If you've ever been a consumer (who hasn't), you've been hit with a service charge that you felt was unreasonable. Perhaps the most notorious is the banking industry's "overdraft fee," especially when it tags an additional $35.00 onto the cost of a $2.50 cup of coffee that you paid for with your debit card.
While the institution that charges the fees often says they're intended to "cover the cost" of a customer action, the bottom line is that today, most of these administrative costs are invisible or non-existent to the institution. No human being at the bank administers anything in these situations; the process is entirely automated.
So why do these institutions keep charging these fees? Because it's become a valuable revenue stream for them. Their lack of innovation prevents them from generating new revenues through services that customers actually value. Therefore, they have to keep charging these evil fees in order to achieve their revenue goals.
A business that profits from a customer's mistake or misfortune is not worth patronizing.
So, where does Enterprise enter into the equation?
I rented from them recently, as I often do. I drove through a $1.00 toll without stopping to pay. Enterprise was billed the dollar from by the Maine Turnpike Authority. This week, I received a letter from Enterprise, passing along the $1 charge, along with a $13 "administrative fee."
When I called Enterprise to object to the 1,300% penalty fee, the agent waived the fee before I could even request that she do it. That's right, my entire conversation was less than 30 seconds. To be honest, I was ready to spend a lot more time pleading my case. But Enterprise wasn't.
Reason #1: Eliminating or waiving administrative fees saves time and labor costs.
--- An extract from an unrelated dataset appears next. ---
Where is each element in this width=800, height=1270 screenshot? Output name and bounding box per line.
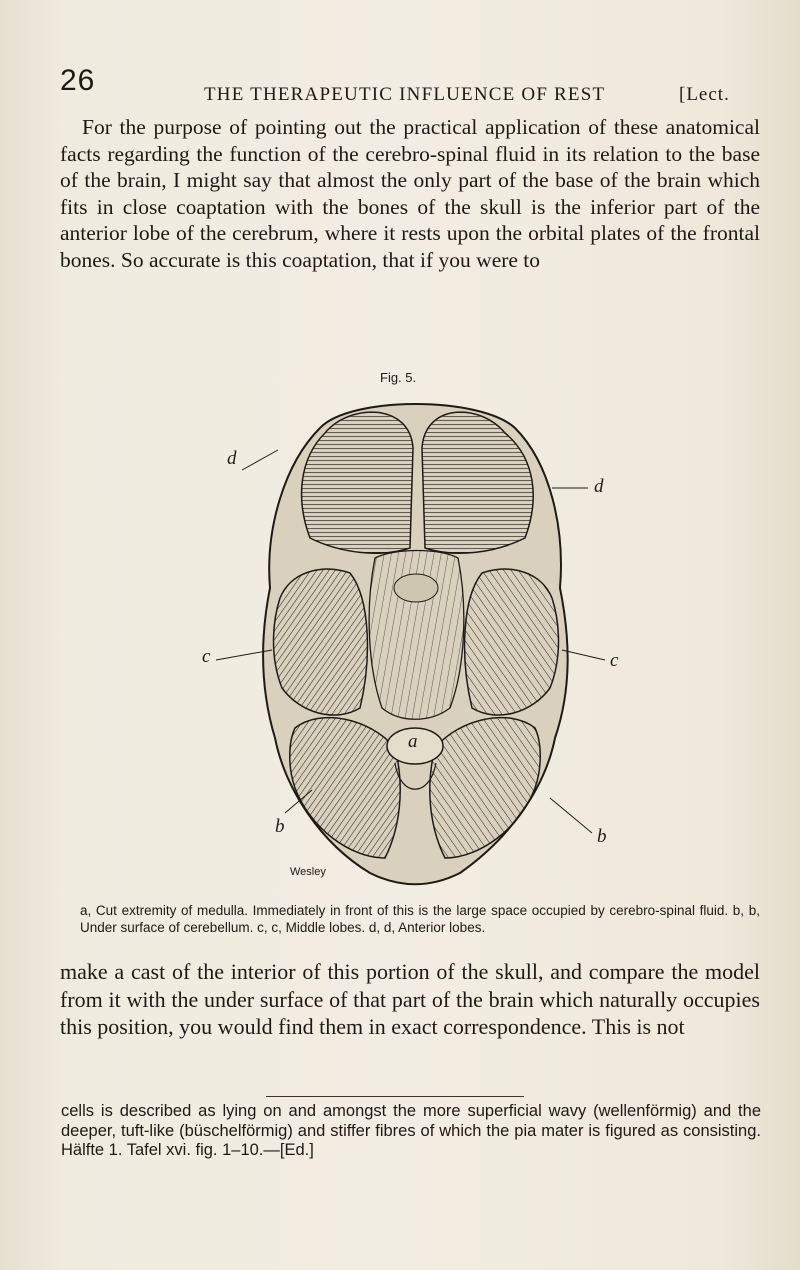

And when the agent voluntarily waived the fee, my admiration for the company only got better. It's clear to me that Enterprise is driven to be fair and reasonable, and profit by delivering services that customers ask for, and benefit from. The experience increased Enterprise's reputation in my mind.
Reason #2: Eliminating or waiving administrative fees improves a company's reputation in the mind of the customer. And ultimately, that's the only mind that matters.
That act of customer-focus by Enterprise, and their increased standing in my mind, will cause me to rent from them again. Which brings us to...
Reason #3: Waiving or eliminating fees creates customer loyalty.
For further proof that customers like companies more when those companies stop charging for things that are outside the core value proposition, look no further than LL Bean, or Amazon. Since LL Bean has stopped charging for shipping (customers also don't like to pay for shipping), and Amazon offered the "Prime" service, they've both seen customer loyalty (and revenue) grow.